“Those defending the House legislation claim rationing is not in any of its versions…[but] the unprecedented power this legislation would grant to virtually unaccountable government agencies is all but certain to lead to rationing.”
Let me start of by saying that the phrase “death panel” is ridiculous and stupid. Ridiculous for the various ways it’s been debunked, and stupid because we all know what comes next…NBC News and everyone else on Journ-o-list then tarring every criticism of ObamaCare as being entirely aboot these fictional “death panels.” That said, it’s not illegitimate to raise concerns aboot health care rationing.
Rationing is a little personal for me, because one of the things frequently discussed when it comes to rationing are experimental medicines. My mother is a breast cancer survivor, and had it not been for experimental medicine she might be dead right now. And when no one is really sure what’s in the bill, and when part of the Den game plan has always been to say one thing than do the other (see recent comments from Barney Frank and Michael Moore, plus Tom Daschle’s recent book “Critical”) arguments like these are valid…
The most critical test of any reform proposal is whether it will empower individuals or impose on them. It is a fact that the leading bills in Congress would increase the power of government and decrease individual freedom. You cannot spend an additional $1 trillion of taxpayer money and reduce the role of government. You will get new bureaucracies, more regulation, more complexity. That means you will have less control of your healthcare.
Disagree? Just read the versions of healthcare legislation:H.R.3200 in the House. One key proposal is to mandate an “essential benefit package” for every private insurance policy sold in the United States. Currently, individuals and employers usually make these coverage decisions. This legislation creates a new federal Health Benefits Advisory Committee that would decide instead. For example, if you are a single male with no children, the legislation still requires you to have maternity benefits and well-baby and well-child care coverage. You don’t want or don’t need that coverage? Sorry, you have to pay for it anyway.
Other planned agencies would give the federal government unprecedented and unaccountable control over your healthcare. The so-called Health Choices Administration and the National Health Insurance Exchange would set various standards for all health insurance policies. The president is also pushing for another new agency called the Independent Medicare Advisory Council. Described as a cost-control initiative,it would be made up of five government appointees who would, by determining Medicare reimbursement amounts, in essence decide what would be covered and what would not.

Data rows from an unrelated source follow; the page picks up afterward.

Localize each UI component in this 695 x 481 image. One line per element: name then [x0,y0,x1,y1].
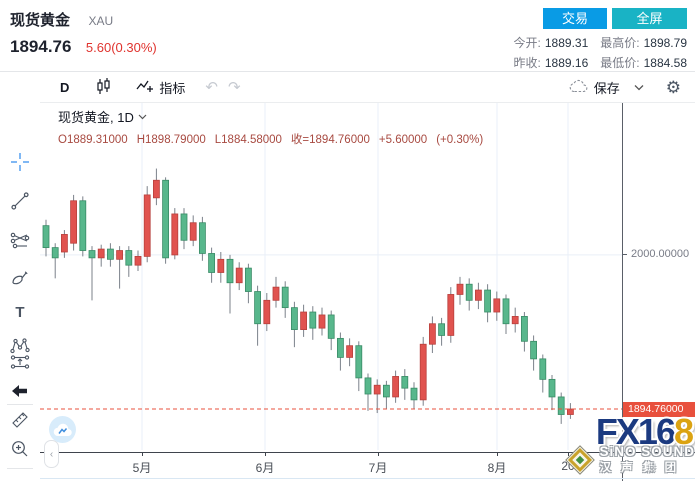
drawing-tools-sidebar: T [0,72,40,481]
fx168-logo-blue: FX16 [595,411,676,452]
cloud-sync-button[interactable] [49,416,76,443]
low-label: 最低价: [600,56,640,70]
open-label: 今开: [513,36,541,50]
toolbar-right: 保存 ⚙ [568,77,681,97]
time-axis-tick [497,452,498,456]
long-position-tool-icon[interactable] [9,351,31,373]
daily-stats: 今开: 1889.31 最高价: 1898.79 昨收: 1889.16 最低价: 1884… [514,33,687,73]
prev-close-label: 昨收: [513,56,541,70]
ohlc-change-pct: (+0.30%) [436,134,484,146]
stats-row-2: 昨收: 1889.16 最低价: 1884.58 [514,53,687,73]
price-axis-tick [622,254,627,255]
sino-sound-logo: SiNO SOUND 汉 声 集 团 ☼ [563,442,695,478]
ohlc-close: 收=1894.76000 [290,134,370,146]
chart-legend: 现货黄金, 1D O1889.31000 H1898.79000 L1884.580… [58,107,492,147]
time-axis[interactable] [40,452,695,453]
time-axis-tick [378,452,379,456]
time-axis-label: 5月 [132,461,152,475]
header-divider [0,71,695,72]
xabcd-pattern-icon[interactable] [9,335,31,357]
bottom-edge [0,478,695,479]
candlestick-series [40,103,622,450]
sino-chinese-name: 汉 声 集 团 [599,462,680,475]
settings-gear-icon[interactable]: ⚙ [665,77,681,97]
header-buttons: 交易 全屏 [543,8,687,29]
time-axis-tick [265,452,266,456]
cloud-chart-icon [53,423,72,436]
indicator-icon [135,77,155,98]
stats-row-1: 今开: 1889.31 最高价: 1898.79 [514,33,687,53]
last-price: 1894.76 [10,37,72,56]
time-axis-label: 8月 [487,461,507,475]
indicators-label: 指标 [159,80,186,96]
gann-tools-icon[interactable] [9,229,31,251]
save-button[interactable]: 保存 [568,77,620,97]
time-axis-label: 7月 [368,461,388,475]
series-chevron-icon [138,114,147,119]
trend-line-icon[interactable] [9,190,31,212]
undo-button[interactable]: ↶ [205,79,218,96]
ohlc-low: L1884.58000 [214,134,282,146]
trade-button[interactable]: 交易 [543,8,607,29]
price-axis-label: 2000.00000 [631,248,690,260]
high-value: 1898.79 [643,36,687,50]
ohlc-change: +5.60000 [378,134,428,146]
sidebar-divider [7,468,33,469]
high-label: 最高价: [600,36,640,50]
back-arrow-icon[interactable] [9,380,31,402]
fx168-logo: FX168 [595,411,694,453]
instrument-header: 现货黄金 XAU [10,9,113,30]
candlestick-chart[interactable] [40,103,622,450]
ohlc-readout: O1889.31000 H1898.79000 L1884.58000 收=1894.… [58,131,492,147]
price-change: 5.60(0.30%) [85,40,157,55]
price-row: 1894.76 5.60(0.30%) [10,37,157,57]
save-label: 保存 [593,80,620,96]
crosshair-icon[interactable] [9,151,31,173]
redo-button[interactable]: ↷ [227,79,241,96]
indicators-button[interactable]: 指标 [135,77,185,98]
open-value: 1889.31 [544,36,589,50]
save-menu-chevron-icon[interactable] [634,84,644,91]
price-axis[interactable] [622,103,623,481]
low-value: 1884.58 [643,56,687,70]
sino-name: SiNO SOUND [599,444,695,460]
time-axis-tick [142,452,143,456]
sun-icon: ☼ [645,458,659,475]
candle-style-button[interactable] [93,76,113,99]
ruler-icon[interactable] [9,409,31,431]
text-tool-icon[interactable]: T [15,304,25,321]
fx168-logo-gold: 8 [673,411,694,452]
last-price-tag: 1894.76000 [623,402,695,417]
cloud-icon [568,77,589,97]
series-title[interactable]: 现货黄金, 1D [58,107,492,126]
instrument-symbol: XAU [88,14,114,28]
time-axis-tick [568,452,569,456]
sino-diamond-icon [565,445,596,475]
fullscreen-button[interactable]: 全屏 [612,8,687,29]
prev-close-value: 1889.16 [544,56,589,70]
brush-icon[interactable] [9,268,31,290]
interval-button[interactable]: D [60,79,70,95]
sidebar-divider [7,404,33,405]
time-axis-label: 6月 [255,461,275,475]
ohlc-open: O1889.31000 [58,134,128,146]
zoom-in-icon[interactable] [9,438,31,460]
chart-toolbar: D 指标 ↶ ↷ [40,72,695,103]
collapse-toolbar-button[interactable]: ‹ [44,440,59,468]
sino-text-block: SiNO SOUND 汉 声 集 团 ☼ [599,444,695,475]
instrument-title: 现货黄金 [10,12,71,29]
ohlc-high: H1898.79000 [136,134,206,146]
series-title-label: 现货黄金, 1D [58,110,134,125]
candlestick-icon [93,76,113,99]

The fear of government rationing is based on the premise that once government has such power, especially the ability to control what is covered by your private insurance policy, it also has the power to deny and restrict.
The editorial in question also goes in to more effective ways to reform health care…you know, the reforms the D’s claim we don’t care aboot and have no ideas on. If we want an honest debate, let’s have an honest debate.
No, screaming and “death panels” aren’t productive.
Neither are sending union thugs to assault protesters, or dismissing valid concerns just because they’re inconvenient for you to answer.